After Em and Leo returned from their Waynu Picchu climb we all rendezvoused to meet our official Machu Picchu ruins guide, who walked us around the ruins that I had been perusing whilst Em was climbing Waynu Picchu. Despite its grandeur Machu Picchu was probably only inhabited for about 50 years after it was fully constructed. The resident Inca people fled the majestic city about 1550, only 100 years after the first stone was laid, as news reached the city of the approaching all conquering Spanish. Ironically the Spanish never discovered the city and only the local residents and farmers knew the location of the old city that lay in ruins amongst dense jungle. It was 'rediscovered' (to the western world) in 1911 by Hiram Bingham with the help of a local farmer. The following years of excavation and clearing bought to light the awesome nature of the city, but also, it was suspected that many of the relics left behind by the fleeing Incas in 1550 we stolen or confiscated, as yet to be returned to the Peruvian people.
Interestingly, it has never been fully understood what the motivation was to build Machu Picchu, it has been theorised as a place for Incan royalty, a place for spiritual study and even as a prison. Whatever the motivation, Machu Picchu (which actually wasn't the city's original name, nobody today knows what it was called) is a breathtaking place that is one of the few things in life that actually does live up to the hype around it. I can only hope that its registration as a UNESCO Heritage Site can help to alleviate the wear and tear that the heavy tourism is having on the site, it would be such a shame to destroy this fascinating historical city.
CUSCO
We eventually returned to Cusco late on 23rd, the journey home was nothing if not frustrating as we had to share a tiny bus with 7 Israelis - 1 of these Israelis was the most annoying wench I've ever meet, she winged about everything for 6 hours. Still we got to bed on the 23rd ready for the big party of Inti Raymi that we had planned so much around. I awoke the next day with the most ferocious diarrhoea that I have ever experienced, so I was not going to be attending the party, instead I split my day evenly between the bed and the toilet - the joys of travelling. Em and Carol went and experience Inti Raymi, and whilst it was interesting by all accords, it wasn't cracked up to what we had been told. Still, Em had a great day.
The next couple of days in Cusco were spent:
- Drinking and dancing at Mama Africa's and Uptown (two bars in Cusco)

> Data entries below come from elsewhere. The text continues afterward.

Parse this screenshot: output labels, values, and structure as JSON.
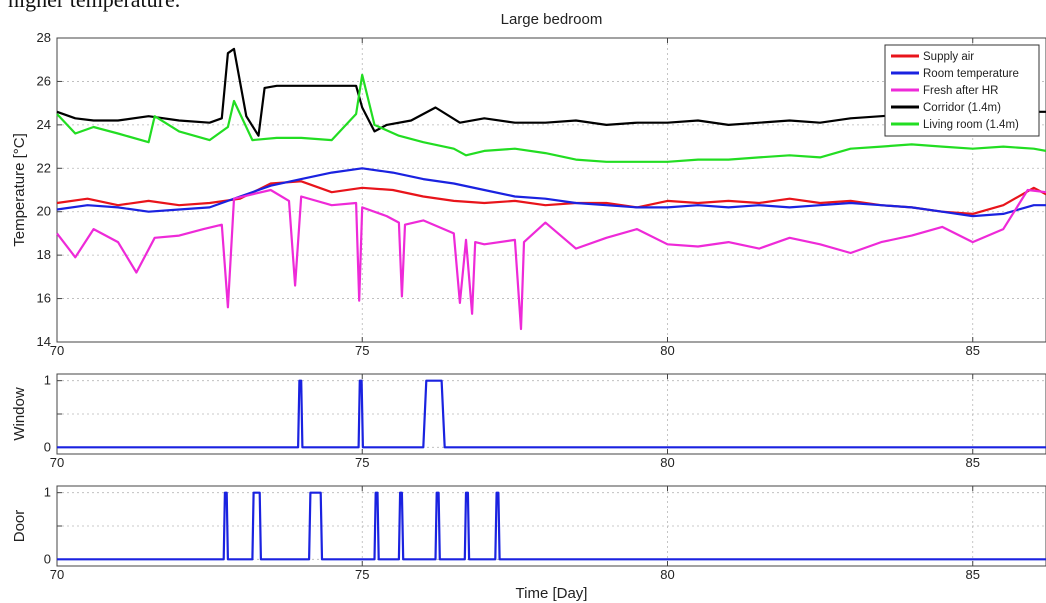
{
  "page": {
    "top_text_fragment": "higher temperature."
  },
  "colors": {
    "supply_air": "#e8141b",
    "room_temperature": "#1a22e0",
    "fresh_after_hr": "#ee2ad8",
    "corridor": "#000000",
    "living_room": "#22dd22",
    "window": "#1a22e0",
    "door": "#1a22e0"
  },
  "chart_data": [
    {
      "type": "line",
      "title": "Large bedroom",
      "xlabel": "",
      "ylabel": "Temperature [°C]",
      "xlim": [
        70,
        86.2
      ],
      "ylim": [
        14,
        28
      ],
      "xticks": [
        70,
        75,
        80,
        85
      ],
      "yticks": [
        14,
        16,
        18,
        20,
        22,
        24,
        26,
        28
      ],
      "grid": true,
      "legend_position": "top-right",
      "series": [
        {
          "name": "Supply air",
          "color_key": "supply_air",
          "x": [
            70,
            70.5,
            71,
            71.5,
            72,
            72.5,
            73,
            73.5,
            74,
            74.5,
            75,
            75.5,
            76,
            76.5,
            77,
            77.5,
            78,
            78.5,
            79,
            79.5,
            80,
            80.5,
            81,
            81.5,
            82,
            82.5,
            83,
            83.5,
            84,
            84.5,
            85,
            85.5,
            86,
            86.2
          ],
          "y": [
            20.4,
            20.6,
            20.3,
            20.5,
            20.3,
            20.4,
            20.6,
            21.3,
            21.4,
            20.9,
            21.1,
            21.0,
            20.7,
            20.5,
            20.4,
            20.5,
            20.3,
            20.4,
            20.4,
            20.2,
            20.5,
            20.4,
            20.5,
            20.4,
            20.6,
            20.4,
            20.5,
            20.3,
            20.2,
            20.0,
            19.9,
            20.3,
            21.1,
            20.8
          ]
        },
        {
          "name": "Room temperature",
          "color_key": "room_temperature",
          "x": [
            70,
            70.5,
            71,
            71.5,
            72,
            72.5,
            73,
            73.5,
            74,
            74.5,
            75,
            75.5,
            76,
            76.5,
            77,
            77.5,
            78,
            78.5,
            79,
            79.5,
            80,
            80.5,
            81,
            81.5,
            82,
            82.5,
            83,
            83.5,
            84,
            84.5,
            85,
            85.5,
            86,
            86.2
          ],
          "y": [
            20.1,
            20.3,
            20.2,
            20.0,
            20.1,
            20.2,
            20.7,
            21.2,
            21.5,
            21.8,
            22.0,
            21.8,
            21.5,
            21.3,
            21.0,
            20.7,
            20.6,
            20.4,
            20.3,
            20.2,
            20.2,
            20.3,
            20.2,
            20.3,
            20.2,
            20.3,
            20.4,
            20.3,
            20.2,
            20.0,
            19.8,
            19.9,
            20.3,
            20.3
          ]
        },
        {
          "name": "Fresh after HR",
          "color_key": "fresh_after_hr",
          "x": [
            70,
            70.3,
            70.6,
            71,
            71.3,
            71.6,
            72,
            72.4,
            72.7,
            72.8,
            72.9,
            73.2,
            73.5,
            73.8,
            73.9,
            74.0,
            74.5,
            74.9,
            74.95,
            75.0,
            75.4,
            75.6,
            75.65,
            75.7,
            76,
            76.5,
            76.6,
            76.7,
            76.8,
            76.85,
            77,
            77.5,
            77.6,
            77.65,
            78,
            78.5,
            79,
            79.5,
            80,
            80.5,
            81,
            81.5,
            82,
            82.5,
            83,
            83.5,
            84,
            84.5,
            85,
            85.5,
            85.9,
            86.2
          ],
          "y": [
            19.0,
            17.9,
            19.2,
            18.6,
            17.2,
            18.8,
            18.9,
            19.2,
            19.4,
            15.6,
            20.6,
            20.8,
            21.0,
            20.5,
            16.6,
            20.7,
            20.3,
            20.4,
            15.9,
            20.2,
            19.8,
            19.5,
            16.1,
            19.4,
            19.6,
            19.0,
            15.8,
            18.7,
            15.3,
            18.6,
            18.5,
            18.7,
            14.6,
            18.6,
            19.5,
            18.3,
            18.8,
            19.2,
            18.5,
            18.4,
            18.6,
            18.3,
            18.8,
            18.5,
            18.1,
            18.6,
            18.9,
            19.3,
            18.6,
            19.2,
            21.0,
            20.9
          ]
        },
        {
          "name": "Corridor (1.4m)",
          "color_key": "corridor",
          "x": [
            70,
            70.3,
            70.6,
            71,
            71.5,
            72,
            72.5,
            72.7,
            72.8,
            72.9,
            73.1,
            73.3,
            73.4,
            73.6,
            74,
            74.5,
            74.9,
            75.0,
            75.2,
            75.4,
            75.8,
            76.2,
            76.6,
            77,
            77.5,
            78,
            78.5,
            79,
            79.5,
            80,
            80.5,
            81,
            81.5,
            82,
            82.5,
            83,
            83.5,
            84,
            84.5,
            85,
            85.5,
            86,
            86.2
          ],
          "y": [
            24.6,
            24.3,
            24.2,
            24.2,
            24.4,
            24.2,
            24.1,
            24.3,
            27.3,
            27.5,
            24.4,
            23.5,
            25.7,
            25.8,
            25.8,
            25.8,
            25.8,
            24.8,
            23.7,
            24.0,
            24.2,
            24.8,
            24.1,
            24.3,
            24.1,
            24.1,
            24.2,
            24.0,
            24.1,
            24.1,
            24.2,
            24.0,
            24.1,
            24.2,
            24.1,
            24.3,
            24.4,
            24.5,
            24.7,
            24.4,
            24.5,
            24.6,
            24.6
          ]
        },
        {
          "name": "Living room (1.4m)",
          "color_key": "living_room",
          "x": [
            70,
            70.3,
            70.6,
            71,
            71.5,
            71.6,
            72,
            72.5,
            72.8,
            72.9,
            73.2,
            73.6,
            74,
            74.5,
            74.9,
            75.0,
            75.2,
            75.6,
            76,
            76.5,
            76.7,
            77,
            77.5,
            78,
            78.5,
            79,
            79.5,
            80,
            80.5,
            81,
            81.5,
            82,
            82.5,
            83,
            83.5,
            84,
            84.5,
            85,
            85.5,
            86,
            86.2
          ],
          "y": [
            24.5,
            23.6,
            23.9,
            23.6,
            23.2,
            24.4,
            23.7,
            23.3,
            23.9,
            25.1,
            23.3,
            23.4,
            23.4,
            23.3,
            24.5,
            26.3,
            24.0,
            23.5,
            23.2,
            22.9,
            22.6,
            22.8,
            22.9,
            22.7,
            22.4,
            22.3,
            22.3,
            22.3,
            22.4,
            22.4,
            22.5,
            22.6,
            22.5,
            22.9,
            23.0,
            23.1,
            23.0,
            22.9,
            23.0,
            22.9,
            22.8
          ]
        }
      ]
    },
    {
      "type": "line",
      "title": "",
      "xlabel": "",
      "ylabel": "Window",
      "xlim": [
        70,
        86.2
      ],
      "ylim": [
        -0.1,
        1.1
      ],
      "xticks": [
        70,
        75,
        80,
        85
      ],
      "yticks": [
        0,
        0.5,
        1
      ],
      "grid": true,
      "series": [
        {
          "name": "",
          "color_key": "window",
          "x": [
            70,
            73.95,
            73.97,
            74.0,
            74.02,
            74.94,
            74.96,
            74.99,
            75.01,
            76.0,
            76.05,
            76.3,
            76.35,
            86.2
          ],
          "y": [
            0,
            0,
            1,
            1,
            0,
            0,
            1,
            1,
            0,
            0,
            1,
            1,
            0,
            0
          ]
        }
      ]
    },
    {
      "type": "line",
      "title": "",
      "xlabel": "Time [Day]",
      "ylabel": "Door",
      "xlim": [
        70,
        86.2
      ],
      "ylim": [
        -0.1,
        1.1
      ],
      "xticks": [
        70,
        75,
        80,
        85
      ],
      "yticks": [
        0,
        0.5,
        1
      ],
      "grid": true,
      "series": [
        {
          "name": "",
          "color_key": "door",
          "x": [
            70,
            72.73,
            72.75,
            72.78,
            72.8,
            73.2,
            73.22,
            73.32,
            73.34,
            74.13,
            74.15,
            74.32,
            74.34,
            75.2,
            75.22,
            75.25,
            75.27,
            75.6,
            75.62,
            75.65,
            75.67,
            76.2,
            76.22,
            76.25,
            76.27,
            76.68,
            76.7,
            76.73,
            76.75,
            77.18,
            77.2,
            77.23,
            77.25,
            86.2
          ],
          "y": [
            0,
            0,
            1,
            1,
            0,
            0,
            1,
            1,
            0,
            0,
            1,
            1,
            0,
            0,
            1,
            1,
            0,
            0,
            1,
            1,
            0,
            0,
            1,
            1,
            0,
            0,
            1,
            1,
            0,
            0,
            1,
            1,
            0,
            0
          ]
        }
      ]
    }
  ]
}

- Enjoying a café run by an Australian (Jack's Café) that had a few comforts that we had been missing, coffee especially
- Shopping in the many markets in and around Cusco
- Meandering the streets of this beautiful city
- Inca museum
All in all we had a great time together in Cusco and Machu Picchu. Now we are heading back to Bolivia to visit Copa Cabana and see Lake Titicaca. From there Em and I are heading south to Salar de Uyuni and onto Santiago to fly out on the 7th July.